By the way, here’s what Zach King looks like between a rock and a hard place, as he tries to find the remote down the seat of his sofa.

Anyway, we hear now that there’s a new deal in the works.

“We have a framework for a TikTok deal,” Treasury Secretary Scott Bessent told reporters coming out of the talks in Madrid.

We shall see on that, too. “Framework for a deal” sounds a lot like “We don’t have the details sorted out.” And that’s probably why Bessent added:

“We’re not going to talk about the commercial terms of the deal. It’s between two private parties, but the commercial terms have been agreed upon.”

The Chinese negotiators made “aggressive asks” during the talks, although Bessent didn’t say what that involves.

China Makes 'Aggressive' Asks

We can bet that the Chinese team, led by Li Chenggang, are seeking a drastic reduction in U.S. tariffs. “Aggressive” likely means they are asking for tariffs to be removed, and access to higher-end chips made with U.S. technology to be restored.

Li also said Monday that the two countries have reached a “basic framework consensus,” language that leaves a lot of leeway. And frameworks can so easily fall apart.

Notably, we did not see big moves in Chinese stocks Monday and Tuesday. We would expect big moves should either China’s stimulus be significant or should a deal on China tariffs be reached.

Instead, the CSI 300 index of the largest mainland stocks fell 0.2% Tuesday. It is notching a decent 18.4% increase year-to-date, and has in the last month been catching up to the outperformance of the Chinese shares listed offshore, in Hong Kong.

The Hong Kong benchmark, the Hang Seng, ended flat Tuesday, but is up a sizable 34.7% in 2025. It is led by the strong showing of Alibaba Group Holding BABA (HK:9988), up 88.8% in 2025 on the backs of its forays into both Artificial Intelligence and quick commerce. The Labubu doll manufacturer Pop Mart International PMRTY (HK:9992), meanwhile, is up 181.3% year-to-date but slipping since its August 26 peak. Its bubble appears to have burst, as I noted in my last story.

It looks like the TikTok ban will be extended once more. U.S. President Donald Trump says on social media that the “big Trade Meeting” has “gone VERY WELL!”

What’s more, a “deal was also reached on a ‘certain’ company that young people in our Country very much wanted to save,” he writes. “They will be very happy!”

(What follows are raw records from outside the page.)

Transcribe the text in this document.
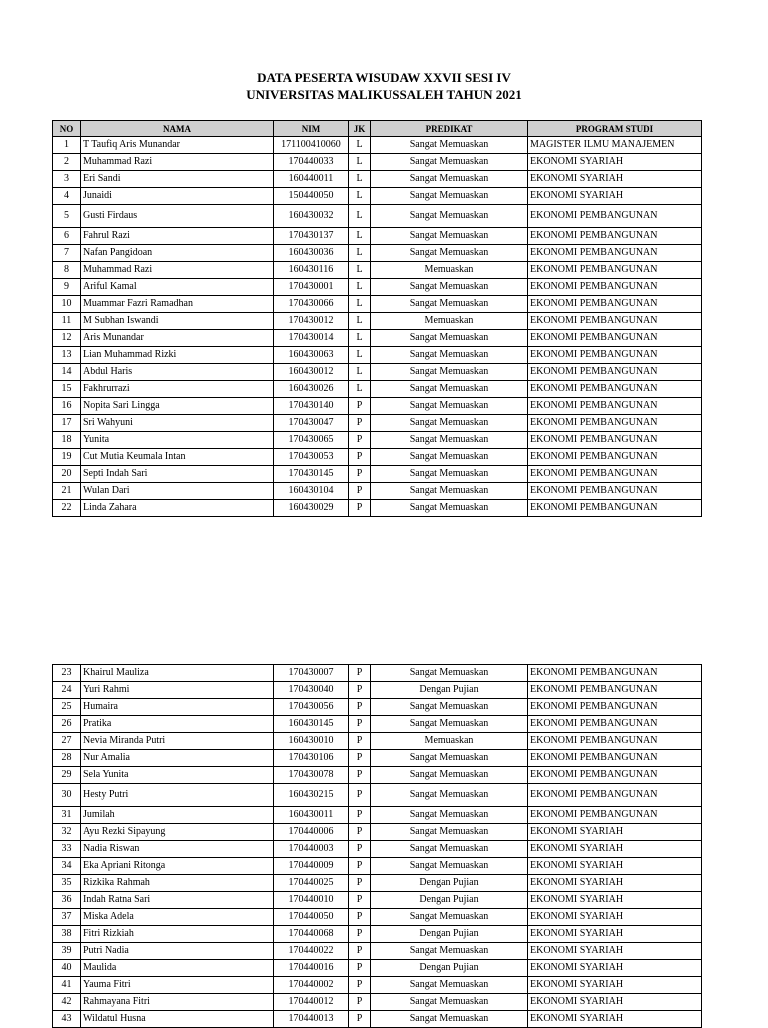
DATA PESERTA WISUDAW XXVII SESI IV
UNIVERSITAS MALIKUSSALEH TAHUN 2021
NO	NAMA	NIM	JK	PREDIKAT	PROGRAM STUDI
1	T Taufiq Aris Munandar	171100410060	L	Sangat Memuaskan	MAGISTER ILMU MANAJEMEN
2	Muhammad Razi	170440033	L	Sangat Memuaskan	EKONOMI SYARIAH
3	Eri Sandi	160440011	L	Sangat Memuaskan	EKONOMI SYARIAH
4	Junaidi	150440050	L	Sangat Memuaskan	EKONOMI SYARIAH
5	Gusti Firdaus	160430032	L	Sangat Memuaskan	EKONOMI PEMBANGUNAN
6	Fahrul Razi	170430137	L	Sangat Memuaskan	EKONOMI PEMBANGUNAN
7	Nafan Pangidoan	160430036	L	Sangat Memuaskan	EKONOMI PEMBANGUNAN
8	Muhammad Razi	160430116	L	Memuaskan	EKONOMI PEMBANGUNAN
9	Ariful Kamal	170430001	L	Sangat Memuaskan	EKONOMI PEMBANGUNAN
10	Muammar Fazri Ramadhan	170430066	L	Sangat Memuaskan	EKONOMI PEMBANGUNAN
11	M Subhan Iswandi	170430012	L	Memuaskan	EKONOMI PEMBANGUNAN
12	Aris Munandar	170430014	L	Sangat Memuaskan	EKONOMI PEMBANGUNAN
13	Lian Muhammad Rizki	160430063	L	Sangat Memuaskan	EKONOMI PEMBANGUNAN
14	Abdul Haris	160430012	L	Sangat Memuaskan	EKONOMI PEMBANGUNAN
15	Fakhrurrazi	160430026	L	Sangat Memuaskan	EKONOMI PEMBANGUNAN
16	Nopita Sari Lingga	170430140	P	Sangat Memuaskan	EKONOMI PEMBANGUNAN
17	Sri Wahyuni	170430047	P	Sangat Memuaskan	EKONOMI PEMBANGUNAN
18	Yunita	170430065	P	Sangat Memuaskan	EKONOMI PEMBANGUNAN
19	Cut Mutia Keumala Intan	170430053	P	Sangat Memuaskan	EKONOMI PEMBANGUNAN
20	Septi Indah Sari	170430145	P	Sangat Memuaskan	EKONOMI PEMBANGUNAN
21	Wulan Dari	160430104	P	Sangat Memuaskan	EKONOMI PEMBANGUNAN
22	Linda Zahara	160430029	P	Sangat Memuaskan	EKONOMI PEMBANGUNAN
23	Khairul Mauliza	170430007	P	Sangat Memuaskan	EKONOMI PEMBANGUNAN
24	Yuri Rahmi	170430040	P	Dengan Pujian	EKONOMI PEMBANGUNAN
25	Humaira	170430056	P	Sangat Memuaskan	EKONOMI PEMBANGUNAN
26	Pratika	160430145	P	Sangat Memuaskan	EKONOMI PEMBANGUNAN
27	Nevia Miranda Putri	160430010	P	Memuaskan	EKONOMI PEMBANGUNAN
28	Nur Amalia	170430106	P	Sangat Memuaskan	EKONOMI PEMBANGUNAN
29	Sela Yunita	170430078	P	Sangat Memuaskan	EKONOMI PEMBANGUNAN
30	Hesty Putri	160430215	P	Sangat Memuaskan	EKONOMI PEMBANGUNAN
31	Jumilah	160430011	P	Sangat Memuaskan	EKONOMI PEMBANGUNAN
32	Ayu Rezki Sipayung	170440006	P	Sangat Memuaskan	EKONOMI SYARIAH
33	Nadia Riswan	170440003	P	Sangat Memuaskan	EKONOMI SYARIAH
34	Eka Apriani Ritonga	170440009	P	Sangat Memuaskan	EKONOMI SYARIAH
35	Rizkika Rahmah	170440025	P	Dengan Pujian	EKONOMI SYARIAH
36	Indah Ratna Sari	170440010	P	Dengan Pujian	EKONOMI SYARIAH
37	Miska Adela	170440050	P	Sangat Memuaskan	EKONOMI SYARIAH
38	Fitri Rizkiah	170440068	P	Dengan Pujian	EKONOMI SYARIAH
39	Putri Nadia	170440022	P	Sangat Memuaskan	EKONOMI SYARIAH
40	Maulida	170440016	P	Dengan Pujian	EKONOMI SYARIAH
41	Yauma Fitri	170440002	P	Sangat Memuaskan	EKONOMI SYARIAH
42	Rahmayana Fitri	170440012	P	Sangat Memuaskan	EKONOMI SYARIAH
43	Wildatul Husna	170440013	P	Sangat Memuaskan	EKONOMI SYARIAH
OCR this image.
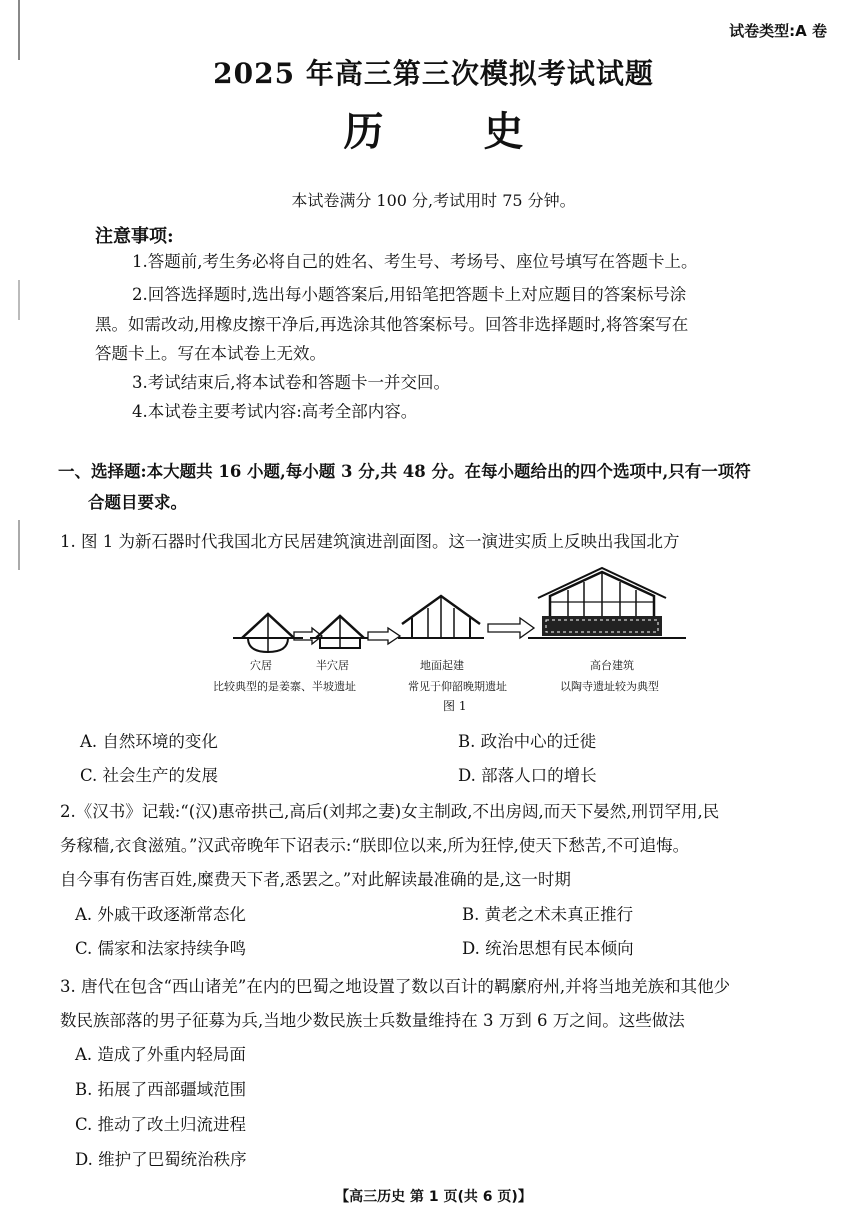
试卷类型:A 卷
2025 年高三第三次模拟考试试题
历	史
本试卷满分 100 分,考试用时 75 分钟。
注意事项:
1.答题前,考生务必将自己的姓名、考生号、考场号、座位号填写在答题卡上。
2.回答选择题时,选出每小题答案后,用铅笔把答题卡上对应题目的答案标号涂
黑。如需改动,用橡皮擦干净后,再选涂其他答案标号。回答非选择题时,将答案写在
答题卡上。写在本试卷上无效。
3.考试结束后,将本试卷和答题卡一并交回。
4.本试卷主要考试内容:高考全部内容。
一、选择题:本大题共 16 小题,每小题 3 分,共 48 分。在每小题给出的四个选项中,只有一项符
合题目要求。
1. 图 1 为新石器时代我国北方民居建筑演进剖面图。这一演进实质上反映出我国北方
穴居	半穴居	地面起建	高台建筑
比较典型的是姜寨、半坡遗址	常见于仰韶晚期遗址	以陶寺遗址较为典型
图 1
A. 自然环境的变化	B. 政治中心的迁徙
C. 社会生产的发展	D. 部落人口的增长
2.《汉书》记载:“(汉)惠帝拱己,高后(刘邦之妻)女主制政,不出房闼,而天下晏然,刑罚罕用,民
务稼穑,衣食滋殖。”汉武帝晚年下诏表示:“朕即位以来,所为狂悖,使天下愁苦,不可追悔。
自今事有伤害百姓,糜费天下者,悉罢之。”对此解读最准确的是,这一时期
A. 外戚干政逐渐常态化	B. 黄老之术未真正推行
C. 儒家和法家持续争鸣	D. 统治思想有民本倾向
3. 唐代在包含“西山诸羌”在内的巴蜀之地设置了数以百计的羁縻府州,并将当地羌族和其他少
数民族部落的男子征募为兵,当地少数民族士兵数量维持在 3 万到 6 万之间。这些做法
A. 造成了外重内轻局面
B. 拓展了西部疆域范围
C. 推动了改土归流进程
D. 维护了巴蜀统治秩序
【高三历史 第 1 页(共 6 页)】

Trump is due to speak directly with Chinese President Xi Jinping on Friday. That, Bessent says, is when they will “complete” the deal.

While the likes of Oracle ORCL and Microsoft MSFT have been mentioned as potential TikTok part-owners in the past, we do not know how the new ownership will be structured. While Bessent says these are private parties involved in talks, the U.S. government has even reached an unprecedented profit-sharing deal with U.S. chipmakers Nvidia NVDA and Advanced Micro Devices AMD on selling into China.

Will TikTok actually sell? There’s no way China is going to let the algorithm go. We will need to watch for what trade and tech implications come out of those talks. On the U.S. side, I’m sure Trump wants the app to slip into friendly hands — preferably, his, or a close ally — but the intricacies of any deal will surely be complex.

At the time of publication, McMillan had positions in NVDA and MSFT.